Did the peasant Jesus ignore Judean ritual laws? Crossan’s answer

Citation with stable link: Philip A. Harland, 'Did the peasant Jesus ignore Judean ritual laws? Crossan’s answer,' Ethnic Relations and Migration in the Ancient World, last modified February 11, 2023, https://philipharland.com/Blog/?p=346.

As I’m preparing to introduce second year students to the study of the historical Jesus, I am trying to pinpoint key issues and differences among scholars in order to highlight the problems in getting at that Galilean peasant.  Soon enough, I’ll come to scholars (e.g. E.P. Sanders) who might point to the ways in which the Galilean Jesus was concerned to observe the Judean (Jewish) practices outlined in the Torah or Law, including some or most of its ritual observances.  The proposal there would be that the difference between Jesus and many of his contemporaries was in the interpretation or application of those ritual laws, not in whether they were valid or not.

As I’m re-reading John Dominic Crossan’s book, however, I am starkly reminded of where his peasant Jesus diverges from some other portraits.  For Crossan, Jesus significantly diverged from the apocalyptic message of his mentor, John the Baptist.  John the Baptist’s warning of the imminent end and the impending kingdom of God in the near future was replaced by Jesus’ message focussed on transforming present arrangements in a way that acknowledged the kingdom of God in the present.

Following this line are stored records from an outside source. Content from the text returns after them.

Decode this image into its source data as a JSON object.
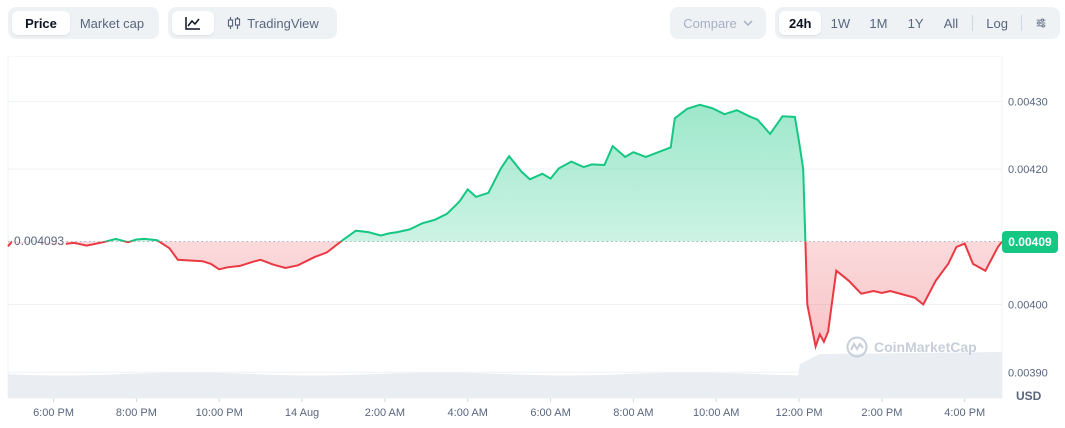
{
  "toolbar": {
    "view_tabs": [
      "Price",
      "Market cap"
    ],
    "active_view": "Price",
    "chart_mode_line_icon": "line-chart-icon",
    "tradingview_label": "TradingView",
    "compare_label": "Compare",
    "ranges": [
      "24h",
      "1W",
      "1M",
      "1Y",
      "All"
    ],
    "active_range": "24h",
    "log_label": "Log",
    "settings_icon": "sliders-icon"
  },
  "current_price_label": "0.00409",
  "reference_price_label": "0.004093",
  "currency_label": "USD",
  "watermark": "CoinMarketCap",
  "colors": {
    "up": "#16c784",
    "down": "#ea3943",
    "ref_line": "#a6b0c3",
    "tag_bg": "#16c784"
  },
  "chart_data": {
    "type": "area",
    "baseline": 0.004093,
    "ylim": [
      0.003862,
      0.004367
    ],
    "yticks": [
      0.0043,
      0.0042,
      0.004,
      0.0039
    ],
    "ytick_labels": [
      "0.00430",
      "0.00420",
      "0.00400",
      "0.00390"
    ],
    "xticks": [
      2,
      4,
      6,
      8,
      10,
      12,
      14,
      16,
      18,
      20,
      22,
      24
    ],
    "xtick_labels": [
      "6:00 PM",
      "8:00 PM",
      "10:00 PM",
      "14 Aug",
      "2:00 AM",
      "4:00 AM",
      "6:00 AM",
      "8:00 AM",
      "10:00 AM",
      "12:00 PM",
      "2:00 PM",
      "4:00 PM"
    ],
    "xlim": [
      0.9,
      24.9
    ],
    "series": [
      {
        "x": [
          0.9,
          1.0,
          1.2,
          1.5,
          1.8,
          2.0,
          2.2,
          2.5,
          2.8,
          3.2,
          3.5,
          3.8,
          4.0,
          4.2,
          4.5,
          4.8,
          5.0,
          5.3,
          5.6,
          5.8,
          6.0,
          6.2,
          6.5,
          6.8,
          7.0,
          7.3,
          7.6,
          7.9,
          8.1,
          8.3,
          8.6,
          9.0,
          9.3,
          9.6,
          9.9,
          10.1,
          10.3,
          10.6,
          10.9,
          11.2,
          11.5,
          11.8,
          12.0,
          12.2,
          12.5,
          12.8,
          13.0,
          13.3,
          13.5,
          13.8,
          14.0,
          14.2,
          14.5,
          14.8,
          15.0,
          15.3,
          15.5,
          15.8,
          16.0,
          16.3,
          16.6,
          16.9,
          17.0,
          17.3,
          17.6,
          17.9,
          18.2,
          18.5,
          18.8,
          19.0,
          19.3,
          19.6,
          19.9,
          20.0,
          20.1,
          20.2,
          20.4,
          20.5,
          20.6,
          20.7,
          20.9,
          21.2,
          21.5,
          21.8,
          22.0,
          22.2,
          22.5,
          22.8,
          23.0,
          23.3,
          23.6,
          23.8,
          24.0,
          24.2,
          24.5,
          24.8,
          24.9
        ],
        "y": [
          0.004086,
          0.004093,
          0.004091,
          0.004094,
          0.00409,
          0.00409,
          0.004089,
          0.004091,
          0.004087,
          0.004092,
          0.004097,
          0.004092,
          0.004096,
          0.004097,
          0.004095,
          0.004083,
          0.004066,
          0.004065,
          0.004064,
          0.00406,
          0.004052,
          0.004055,
          0.004057,
          0.004063,
          0.004066,
          0.004059,
          0.004054,
          0.004058,
          0.004064,
          0.00407,
          0.004077,
          0.004096,
          0.004109,
          0.004107,
          0.004102,
          0.004105,
          0.004107,
          0.004111,
          0.00412,
          0.004125,
          0.004134,
          0.004152,
          0.00417,
          0.004159,
          0.004165,
          0.004201,
          0.004219,
          0.004196,
          0.004185,
          0.004193,
          0.004186,
          0.004201,
          0.004211,
          0.004203,
          0.004207,
          0.004206,
          0.004234,
          0.004218,
          0.004225,
          0.004218,
          0.004225,
          0.004232,
          0.004275,
          0.004289,
          0.004295,
          0.00429,
          0.004281,
          0.004287,
          0.004278,
          0.004273,
          0.004252,
          0.004278,
          0.004277,
          0.00424,
          0.0042,
          0.004,
          0.003938,
          0.003956,
          0.003945,
          0.00396,
          0.00405,
          0.004035,
          0.004016,
          0.00402,
          0.004017,
          0.00402,
          0.004015,
          0.00401,
          0.004,
          0.004035,
          0.00406,
          0.004085,
          0.00409,
          0.00406,
          0.00405,
          0.004085,
          0.004093
        ]
      }
    ]
  }
}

The central point of what Jesus was all about is centered on the implications of Jesus’ call for “open commensality” (meal practices open to anyone) in this present kingdom of God and it is related to the charge that Jesus was a glutton and a drunkard.  Crossan’s claim to find in Jesus an egalitarian view on gathering together at the meal and a randomness in Jesus’ notion of the gathered community that will have a part in the kingdom or reign of God (e.g. parable of the feast in Gospel of Thomas 64 // Luke 14:15-24) becomes the interpretive key for all other aspects of the historical Jesus.

Crossan’s focus on this issue has implications regarding the degree to which Jesus was an observer of Judean customs and ritual ways as outlined in the Torah.  You could even say that Crossan’s approach here determines the question of Jesus’ observance or non-observance of ritual requirements (apart from any other evidence or lack thereof):

it was obviously possible for the first Christian generations to debate whether Jesus was for or against the ritual laws of Judaism.  His position must have been, as it were, unclear.  I propose, from those preceding complexes [themes that converge in sayings of Jesus that center on open or egalitarian notions of meal practices, including the view that Jesus ate with sinners and was a glutton/drunkard], that he did not care enough about such ritual laws either to attack or to acknowledge them.  He ignored them, but that, of course, was to subvert them at a most fundamental level.  Later, however, some followers could say that, since he did not attack them, he must have accepted them [e.g. Crossan may be thinking of Matthew].  Others, contrariwise, could say that, since he did not follow them, he must have been against them [e.g. Crossan may be thinking of Mark].  Open commensality profoundly negates distinctions and hierarchies between female and male, poor and rich, Gentile and Jew.  It does so, indeed, at a level that would offend the ritual laws of any civilized society.  That was precisely its challenge (Crossan, The Historical Jesus: The Life of a Mediterranean Jewish Peasant [New York: HarperSanFrancisco, 1992], 263).

Are the sayings of Jesus pertaining to meals and eating the primary (or only) means by which his relation to Judean ritual customs can be determined? may be a question to ask.  There will be more to come on such things in future posts.